Global music sales rises for the first time since 1998
NEW YORK: The recorded music industry has enjoyed its first significant growth since the dawn of the Internet age, as streaming led digital to overtake physical sales, a global trade body said April 12.
Recorded music revenue expanded by 3.2 per cent in 2015 worldwide to $15 billion, fuelled by an extraordinary growth in subscriptions to streaming services, according to the International Federation of the Phonographic Industry.
The growth is the first uptick in the music industry at a more than marginal level since 1998, when sales grew 4.8 per cent year-on-year.
But the industry is still down by one-third since the late 1990s, when Internet service became mainstream in developed countries and listeners flocked to music sites, both legal and illicit.
The rapid growth of streaming — which allows unlimited, on-demand music online — led digital music to surpass sagging physical sales for the first time in 2015.
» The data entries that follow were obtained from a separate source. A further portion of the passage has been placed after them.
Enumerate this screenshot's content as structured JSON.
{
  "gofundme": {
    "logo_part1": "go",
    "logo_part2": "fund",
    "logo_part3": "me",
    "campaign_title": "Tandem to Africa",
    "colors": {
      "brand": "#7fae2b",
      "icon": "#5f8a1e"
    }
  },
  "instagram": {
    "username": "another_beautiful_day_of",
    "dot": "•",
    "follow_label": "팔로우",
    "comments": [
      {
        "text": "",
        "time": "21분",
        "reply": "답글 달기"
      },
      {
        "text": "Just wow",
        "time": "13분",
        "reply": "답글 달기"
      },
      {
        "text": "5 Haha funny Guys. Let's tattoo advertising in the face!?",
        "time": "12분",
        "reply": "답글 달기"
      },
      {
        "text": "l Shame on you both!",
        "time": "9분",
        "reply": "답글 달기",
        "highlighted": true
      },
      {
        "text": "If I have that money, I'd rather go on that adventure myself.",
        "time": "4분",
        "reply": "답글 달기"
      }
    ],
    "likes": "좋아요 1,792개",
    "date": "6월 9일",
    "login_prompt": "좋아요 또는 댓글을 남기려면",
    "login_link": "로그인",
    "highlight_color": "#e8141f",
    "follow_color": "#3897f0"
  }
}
The industry federation estimated that 68 million people around the world had digital subscriptions, compared with just eight million in 2010 when it first started keeping statistics. Streaming revenue grew by 45.2 per cent in the past year alone, nearly matching sales from digital downloads on iTunes and other sites.
Yet the industry did not cast an entirely rosy picture, saying revenue was still far below potential.
“The value of music is still not being fully recognised. Today, there is a real spirit of optimism across our industry, but we are a long way from declaring ‘mission accomplished’,” Stu Bergen, the CEO for international and global commercial services at Warner Music Group, told reporters on a conference call.
Without singling out YouTube by name, the industry federation took aim at “user-upload platforms” as a persistent drain on the industry.
Some 900 million people essentially listen to music for free through advertising-supported sites, yet the revenue generated for the music industry is barely a quarter of that through streaming subscriptions, the annual report said.